Comment Burberry a réussi à conserver son statut de marque de luxe ?
On observe 3 éléments mobilisés par Burberry sur ses réseaux sociaux, et qui peuvent être analysés comme des mécanismes de survie du luxe sur les réseaux sociaux :
Le luxe n’a besoin de personne
Le premier consiste à ne suivre qu’un nombre de personnes très limité, triées sur le volet. Ces êtres exceptionnels sont au nombre de 13. Le compte Burberry Beauty et le compte du créatif star de la marque Riccardo Tisci, pour ce qui est d’Instagram. Le compte de l’actuelle égérie de la marque, Gigi Hadid, et les comptes de services de la marque, et des différents pays dans laquelle elle est présente. Par ce procédé, la marque se distingue, elle affirme sa supériorité. Elle n’a pas besoin de suivre qui que ce soit, car elle ne s’intéresse pas à ce que font d’autres marques ou d’autres personnes. Et elle ne relaie aucun autre contenu que les siens.

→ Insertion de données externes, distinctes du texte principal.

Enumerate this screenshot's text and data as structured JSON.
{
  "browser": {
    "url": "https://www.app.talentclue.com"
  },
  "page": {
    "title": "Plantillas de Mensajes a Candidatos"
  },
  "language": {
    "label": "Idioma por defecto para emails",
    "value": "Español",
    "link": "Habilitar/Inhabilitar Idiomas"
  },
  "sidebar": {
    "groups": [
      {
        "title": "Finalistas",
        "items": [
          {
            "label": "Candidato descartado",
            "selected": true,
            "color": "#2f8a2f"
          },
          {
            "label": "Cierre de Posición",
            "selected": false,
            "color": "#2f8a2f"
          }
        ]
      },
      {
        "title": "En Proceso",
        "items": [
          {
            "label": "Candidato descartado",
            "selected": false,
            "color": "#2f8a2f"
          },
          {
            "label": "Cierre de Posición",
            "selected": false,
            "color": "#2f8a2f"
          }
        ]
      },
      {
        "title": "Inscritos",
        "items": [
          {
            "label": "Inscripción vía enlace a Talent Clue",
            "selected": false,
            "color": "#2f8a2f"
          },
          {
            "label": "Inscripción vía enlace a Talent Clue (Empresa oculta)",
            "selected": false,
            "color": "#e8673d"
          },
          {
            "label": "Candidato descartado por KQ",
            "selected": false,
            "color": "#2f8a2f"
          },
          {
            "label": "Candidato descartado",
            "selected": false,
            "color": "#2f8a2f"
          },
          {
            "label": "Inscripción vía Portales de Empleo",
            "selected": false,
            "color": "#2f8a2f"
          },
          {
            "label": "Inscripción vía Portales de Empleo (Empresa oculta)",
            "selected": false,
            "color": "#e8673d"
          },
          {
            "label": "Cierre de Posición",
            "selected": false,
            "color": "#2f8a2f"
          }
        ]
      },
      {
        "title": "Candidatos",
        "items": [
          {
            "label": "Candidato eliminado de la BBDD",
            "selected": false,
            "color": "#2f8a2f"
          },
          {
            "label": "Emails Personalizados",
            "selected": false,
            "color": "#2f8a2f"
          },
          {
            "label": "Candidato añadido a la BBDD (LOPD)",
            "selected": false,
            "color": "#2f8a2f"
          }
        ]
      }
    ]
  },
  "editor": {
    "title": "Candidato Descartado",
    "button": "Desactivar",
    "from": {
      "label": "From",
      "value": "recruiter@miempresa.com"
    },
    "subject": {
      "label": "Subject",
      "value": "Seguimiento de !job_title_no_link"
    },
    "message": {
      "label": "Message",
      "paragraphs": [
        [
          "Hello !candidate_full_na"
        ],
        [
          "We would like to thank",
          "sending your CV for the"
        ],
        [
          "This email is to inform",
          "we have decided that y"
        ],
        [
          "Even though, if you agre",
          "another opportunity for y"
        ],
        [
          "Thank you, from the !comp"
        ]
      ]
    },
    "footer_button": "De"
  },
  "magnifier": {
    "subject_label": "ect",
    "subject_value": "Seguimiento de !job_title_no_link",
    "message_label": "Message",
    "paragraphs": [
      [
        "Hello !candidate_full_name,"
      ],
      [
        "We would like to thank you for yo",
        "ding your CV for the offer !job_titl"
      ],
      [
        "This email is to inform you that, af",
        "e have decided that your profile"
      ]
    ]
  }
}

Créer les tendances plutôt que de les suivre
Le second consiste à n’utiliser que ses propres hashtags. Burberry s’est dotée d’une liste de hashtags tels que #burberrygeneration, #Burberry, #thomasburberymonogram, #BurberryBeauty, #InBurberry, #TheOlympiaBag… Ces hashtags correspondent à l’univers de la marque, à ses collections, à ses produits, etc. Utiliser ses propres hashtags répond à un enjeu en termes d’image de marque : c’est l’affirmation d’un positionnement de leader sur un marché, qui ne subit pas les tendances, mais les crée.

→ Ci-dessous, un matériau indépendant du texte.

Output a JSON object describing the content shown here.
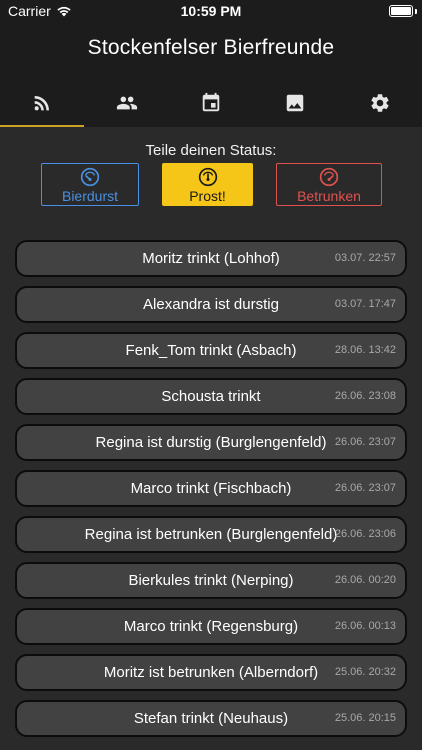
{
  "status_bar": {
    "carrier": "Carrier",
    "time": "10:59 PM"
  },
  "app": {
    "title": "Stockenfelser Bierfreunde",
    "accent_color": "#c9a227"
  },
  "tabs": [
    {
      "icon": "rss-feed-icon",
      "active": true
    },
    {
      "icon": "people-icon",
      "active": false
    },
    {
      "icon": "calendar-icon",
      "active": false
    },
    {
      "icon": "image-icon",
      "active": false
    },
    {
      "icon": "gear-icon",
      "active": false
    }
  ],
  "status_share": {
    "label": "Teile deinen Status:",
    "buttons": [
      {
        "label": "Bierdurst",
        "color": "#4a90e2",
        "icon": "gauge-low-icon"
      },
      {
        "label": "Prost!",
        "color": "#f5c518",
        "icon": "gauge-mid-icon"
      },
      {
        "label": "Betrunken",
        "color": "#e0524f",
        "icon": "gauge-high-icon"
      }
    ]
  },
  "feed": [
    {
      "text": "Moritz trinkt (Lohhof)",
      "time": "03.07. 22:57"
    },
    {
      "text": "Alexandra ist durstig",
      "time": "03.07. 17:47"
    },
    {
      "text": "Fenk_Tom trinkt (Asbach)",
      "time": "28.06. 13:42"
    },
    {
      "text": "Schousta trinkt",
      "time": "26.06. 23:08"
    },
    {
      "text": "Regina ist durstig (Burglengenfeld)",
      "time": "26.06. 23:07"
    },
    {
      "text": "Marco trinkt (Fischbach)",
      "time": "26.06. 23:07"
    },
    {
      "text": "Regina ist betrunken (Burglengenfeld)",
      "time": "26.06. 23:06"
    },
    {
      "text": "Bierkules trinkt (Nerping)",
      "time": "26.06. 00:20"
    },
    {
      "text": "Marco trinkt (Regensburg)",
      "time": "26.06. 00:13"
    },
    {
      "text": "Moritz ist betrunken (Alberndorf)",
      "time": "25.06. 20:32"
    },
    {
      "text": "Stefan trinkt (Neuhaus)",
      "time": "25.06. 20:15"
    }
  ]
}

Accessoirement, cette stratégie est un atout pour les équipes marketing, pour qui il est bien plus facile d’évaluer l’impact des campagnes social médias. Comme seuls la marque et ses adeptes utilisent les hashtags de la marque, elle dispose d’indicateurs clés de performance tous trouvés.
Ne jamais se justifier
Qui dit réseaux sociaux, dit généralement interactions avec une communauté. C’est ce qu’on appelle le web 2.0, et qui est si utile pour les marques qui peuvent mieux comprendre leur audience, voire engager leurs communautés. Mais pas Burberry. Que les commentaires sous ses publications soient positifs ou négatifs, la marque reste de marbre. Il s’agit là d’une autre façon de traduire le positionnement luxe sur les réseaux sociaux : la marque dit ce qu’elle fait, les produits qu’elle sort, mais ne discute pas. Chez Burberry, les réseaux sociaux sont un canal de communication à sens unique. Malgré ce travail, avec le développement de son audience, on observe une déperdition dans le taux d’engagement moyen de la marque sur Instagram. Alors que début 2020, ce taux était de 0,24%, il n’est plus que de 0,20% début 2021. La baisse est faible en pourcentage, mais pourrait bien trahir une perte de qualité au sein de l’audience de Burberry. Si le luxe devient à la portée de tous et toutes, financièrement comme symboliquement, il perd son caractère exclusif, et ne peut plus être qualifié de tel. C’est le risque des réseaux sociaux pour une marque de luxe, et c’est peut-être ce qu’il est en train de se produire pour Burberry.